The mRNA levels of the genes of interest were estimated by real-time RT-PCR on Applied Biosystems 7500 (Foster City, CA, USA) using SYBR® Premix Ex TaqTM II (Takara, Otsu, Japan). The sequences of primers were designed as described previously [17,18]. To prepare an artificial CTC model as a positive control, a trace amount of A549 human lung adenocarcinoma cells was mixed with peripheral blood samples (five A549 cells in 7.5 mL peripheral blood). Then, the total RNA was extracted from the mixture and used as the positive control in real-time RT-PCR. The total amount of mRNA was normalized to GAPDH, and the relative mRNA expressions of the samples (tumor vs. PCHNTs, or paired PBMCs vs. positive control) were calculated by 2−ΔΔ. The differential expression of the samples may be defined as the upregulation when the cut-off value was set at 2-fold.

4.5. Statistical Analysis

The SPSS 17.0 statistical software package was used for all the statistical analyses. The correlation between the level of the above described four mRNAs and the clinicopathological characteristics was analyzed by Person’s chi-square test or Fisher’s exact test. The survival curves and univariate analysis were generated by the Kaplan-Meier method and log-rank test.
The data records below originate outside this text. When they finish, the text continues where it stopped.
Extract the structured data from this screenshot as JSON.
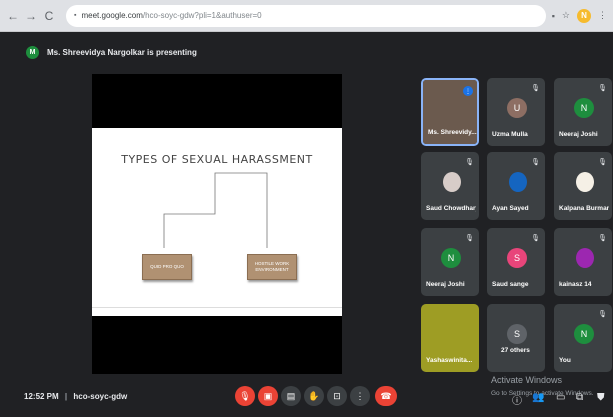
{
  "browser": {
    "url_host": "meet.google.com",
    "url_path": "/hco-soyc-gdw?pli=1&authuser=0",
    "profile_initial": "N"
  },
  "banner": {
    "badge": "M",
    "text": "Ms. Shreevidya Nargolkar is presenting"
  },
  "slide": {
    "title": "TYPES OF SEXUAL HARASSMENT",
    "box_left": "QUID PRO QUO",
    "box_right": "HOSTILE WORK ENVIRONMENT"
  },
  "participants": [
    {
      "name": "Ms. Shreevidy...",
      "kind": "photo",
      "color": "#6b5a4e",
      "speaking": true
    },
    {
      "name": "Uzma Mulla",
      "kind": "initial",
      "initial": "U",
      "color": "#8d6e63"
    },
    {
      "name": "Neeraj Joshi",
      "kind": "initial",
      "initial": "N",
      "color": "#1e8e3e"
    },
    {
      "name": "Saud Chowdhary",
      "kind": "photo",
      "color": "#d7ccc8"
    },
    {
      "name": "Ayan Sayed",
      "kind": "photo",
      "color": "#1565c0"
    },
    {
      "name": "Kalpana Burman",
      "kind": "photo",
      "color": "#f5f0e6"
    },
    {
      "name": "Neeraj Joshi",
      "kind": "initial",
      "initial": "N",
      "color": "#1e8e3e"
    },
    {
      "name": "Saud sange",
      "kind": "initial",
      "initial": "S",
      "color": "#e8457a"
    },
    {
      "name": "kainasz 14",
      "kind": "photo",
      "color": "#9c27b0"
    },
    {
      "name": "Yashaswinita...",
      "kind": "photo",
      "color": "#9e9d24"
    },
    {
      "name": "27 others",
      "kind": "others",
      "initial": "S",
      "color": "#5f6368"
    },
    {
      "name": "You",
      "kind": "initial",
      "initial": "N",
      "color": "#1e8e3e"
    }
  ],
  "footer": {
    "time": "12:52 PM",
    "separator": "|",
    "meeting_code": "hco-soyc-gdw",
    "activate_title": "Activate Windows",
    "activate_sub": "Go to Settings to activate Windows."
  },
  "icons": {
    "back": "←",
    "forward": "→",
    "reload": "C",
    "lock": "🔒",
    "mic_off": "🎙",
    "cam_off": "▣",
    "captions": "▤",
    "hand": "✋",
    "present": "⊡",
    "more": "⋮",
    "end_call": "☎",
    "info": "ⓘ",
    "people": "👥",
    "chat": "▭",
    "activities": "⧉",
    "shield": "⛊",
    "mute": "🎙",
    "cast": "▪",
    "star": "☆",
    "menu": "⋮"
  }
}
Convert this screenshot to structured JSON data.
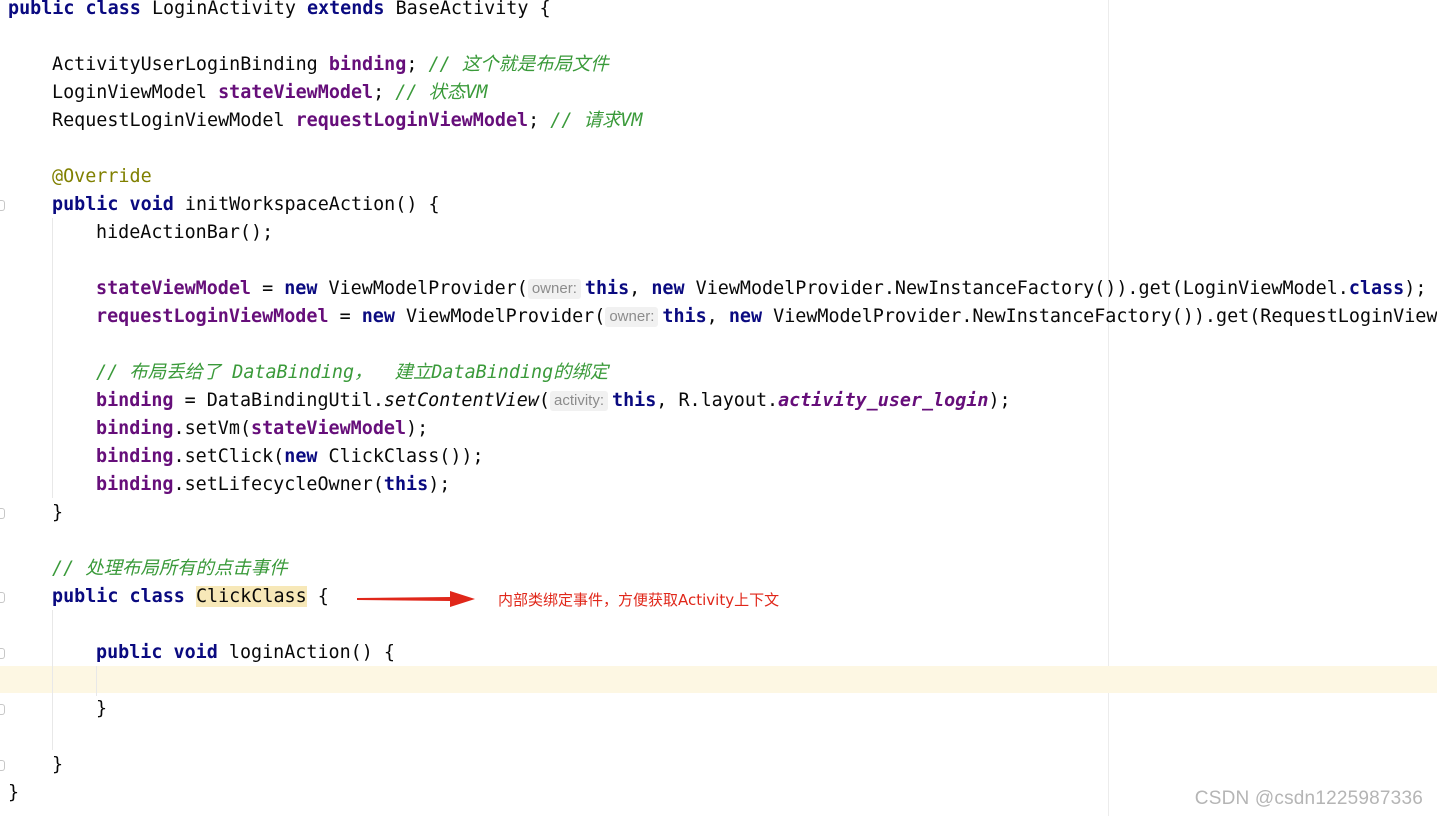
{
  "editor": {
    "caret_line_color": "#fdf7e3",
    "colors": {
      "keyword": "#0a0a80",
      "field": "#660e7a",
      "comment": "#3a9a3a",
      "annotation": "#808000",
      "text": "#080808"
    }
  },
  "code": {
    "l1": {
      "kw": "public class",
      "name": "LoginActivity",
      "kw2": "extends",
      "rest": "BaseActivity {"
    },
    "l3": {
      "type": "ActivityUserLoginBinding",
      "field": "binding",
      "semi": ";",
      "comment": "// 这个就是布局文件"
    },
    "l4": {
      "type": "LoginViewModel",
      "field": "stateViewModel",
      "semi": ";",
      "comment": "// 状态VM"
    },
    "l5": {
      "type": "RequestLoginViewModel",
      "field": "requestLoginViewModel",
      "semi": ";",
      "comment": "// 请求VM"
    },
    "l7": {
      "annotation": "@Override"
    },
    "l8": {
      "kw": "public void",
      "rest": "initWorkspaceAction() {"
    },
    "l9": {
      "text": "hideActionBar();"
    },
    "l11": {
      "field": "stateViewModel",
      "eq": " = ",
      "kw_new": "new",
      "mid": "ViewModelProvider(",
      "hint": "owner:",
      "kw_this": "this",
      "comma": ", ",
      "kw_new2": "new",
      "tail": "ViewModelProvider.NewInstanceFactory()).get(LoginViewModel.",
      "kw_class": "class",
      "end": ");"
    },
    "l12": {
      "field": "requestLoginViewModel",
      "eq": " = ",
      "kw_new": "new",
      "mid": "ViewModelProvider(",
      "hint": "owner:",
      "kw_this": "this",
      "comma": ", ",
      "kw_new2": "new",
      "tail": "ViewModelProvider.NewInstanceFactory()).get(RequestLoginView"
    },
    "l14": {
      "comment": "// 布局丢给了 DataBinding，  建立DataBinding的绑定"
    },
    "l15": {
      "field": "binding",
      "eq": " = DataBindingUtil.",
      "method": "setContentView",
      "paren": "(",
      "hint": "activity:",
      "kw_this": "this",
      "mid": ", R.layout.",
      "static_field": "activity_user_login",
      "end": ");"
    },
    "l16": {
      "field": "binding",
      "call": ".setVm(",
      "arg": "stateViewModel",
      "end": ");"
    },
    "l17": {
      "field": "binding",
      "call": ".setClick(",
      "kw_new": "new",
      "rest": " ClickClass());"
    },
    "l18": {
      "field": "binding",
      "call": ".setLifecycleOwner(",
      "kw_this": "this",
      "end": ");"
    },
    "l19": {
      "text": "}"
    },
    "l21": {
      "comment": "// 处理布局所有的点击事件"
    },
    "l22": {
      "kw": "public class",
      "name": "ClickClass",
      "rest": " {"
    },
    "l24": {
      "kw": "public void",
      "rest": "loginAction() {"
    },
    "l26": {
      "text": "}"
    },
    "l28": {
      "text": "}"
    },
    "l29": {
      "text": "}"
    }
  },
  "callout": {
    "text": "内部类绑定事件，方便获取Activity上下文",
    "color": "#e0271a"
  },
  "watermark": {
    "text": "CSDN @csdn1225987336"
  }
}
Multivariate analysis was performed by the Cox regression model and Wald test. p < 0.05 was considered statistically significant.

5. Conclusions

In present study, we selected CK7, ELF3, EGFR and EphB4, four epithelial origin markers, to evaluate their efficiency for detecting CTCs in NSCLC. The expression of CK7, ELF3, EGFR and EphB4 in NSCLC tissues and para PMBCs were both upregulated significantly. ROC curve analysis indicated that these four genes have high sensitivity and specificity for detecting CTCs. Moreover, upregulation of four genes in PMBCs are associated with tumor progression closely. The patients with high expression of these genes in PMBCs have poor survival. We speculated that CK7, ELF3, EGFR and EphB4 expression in PMBCs are appropriate markers for detecting CTCs and have potential in the evaluation of prognosis and monitoring of therapy in NSCLC.